A Final Word: Be Unmistakably You
Finally, in our sector that is built on managing other people’s money, trust and authority are everything. If your content looks and sounds like everyone else’s, why should your audience consider you a leader?
Worse, in a sector where misinformation has serious financial consequences, the risk/cost of lazy thinking is high. Recycled content not only dilutes your brand, it also erodes industry credibility.
AI is here to stay. But do not let it flatten our voices into a single corporate monotone. We should use it to amplify what makes us unique. Let it do the heavy lifting of collation or structuring, so we can focus on the hard and more valuable work of actual thinking.
Real thought leadership takes time, courage, and curiosity.
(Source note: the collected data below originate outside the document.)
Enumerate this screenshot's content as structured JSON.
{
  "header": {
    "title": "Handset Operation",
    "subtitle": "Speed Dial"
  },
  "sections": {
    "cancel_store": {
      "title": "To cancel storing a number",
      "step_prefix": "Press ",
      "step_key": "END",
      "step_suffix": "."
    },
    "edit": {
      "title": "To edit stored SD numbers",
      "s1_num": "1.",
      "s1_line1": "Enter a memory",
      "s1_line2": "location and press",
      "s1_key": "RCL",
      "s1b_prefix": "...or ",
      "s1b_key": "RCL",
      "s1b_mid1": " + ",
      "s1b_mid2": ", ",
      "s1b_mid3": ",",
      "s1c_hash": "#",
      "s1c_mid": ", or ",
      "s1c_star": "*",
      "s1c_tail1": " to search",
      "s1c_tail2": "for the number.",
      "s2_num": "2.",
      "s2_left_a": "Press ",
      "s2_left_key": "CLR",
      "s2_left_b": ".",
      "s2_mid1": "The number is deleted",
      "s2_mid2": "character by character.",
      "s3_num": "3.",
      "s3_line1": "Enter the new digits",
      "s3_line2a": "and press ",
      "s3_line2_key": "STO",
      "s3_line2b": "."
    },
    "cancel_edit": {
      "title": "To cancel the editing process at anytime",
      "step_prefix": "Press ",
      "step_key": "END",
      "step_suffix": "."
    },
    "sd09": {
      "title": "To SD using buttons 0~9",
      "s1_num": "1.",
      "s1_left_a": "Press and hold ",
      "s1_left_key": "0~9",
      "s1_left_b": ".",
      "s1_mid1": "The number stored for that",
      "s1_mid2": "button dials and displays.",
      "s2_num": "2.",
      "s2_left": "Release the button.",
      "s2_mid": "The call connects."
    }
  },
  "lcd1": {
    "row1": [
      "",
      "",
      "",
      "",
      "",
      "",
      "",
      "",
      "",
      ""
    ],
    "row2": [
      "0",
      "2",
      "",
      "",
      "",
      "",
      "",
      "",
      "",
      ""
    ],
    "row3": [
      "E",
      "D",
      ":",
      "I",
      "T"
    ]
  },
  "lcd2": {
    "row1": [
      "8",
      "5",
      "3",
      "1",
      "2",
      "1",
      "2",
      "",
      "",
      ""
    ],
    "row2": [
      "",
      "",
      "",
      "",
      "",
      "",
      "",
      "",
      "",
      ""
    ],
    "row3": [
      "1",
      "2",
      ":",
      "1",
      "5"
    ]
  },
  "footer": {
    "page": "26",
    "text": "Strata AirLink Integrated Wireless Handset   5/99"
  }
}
It means resisting the easy path of regurgitating what’s already “out there” and committing to creating something that is unmistakably mine.
Financial services leaders who stand out in the AI era will be those who dare to:
- Share the lessons they’ve learned from failures as well as successes
- Ground their arguments in evidence, not empty adjectives
- Speak in a voice that could only belong to them
In a world where the appearance of insight is just a click away, genuine insight will always stand out.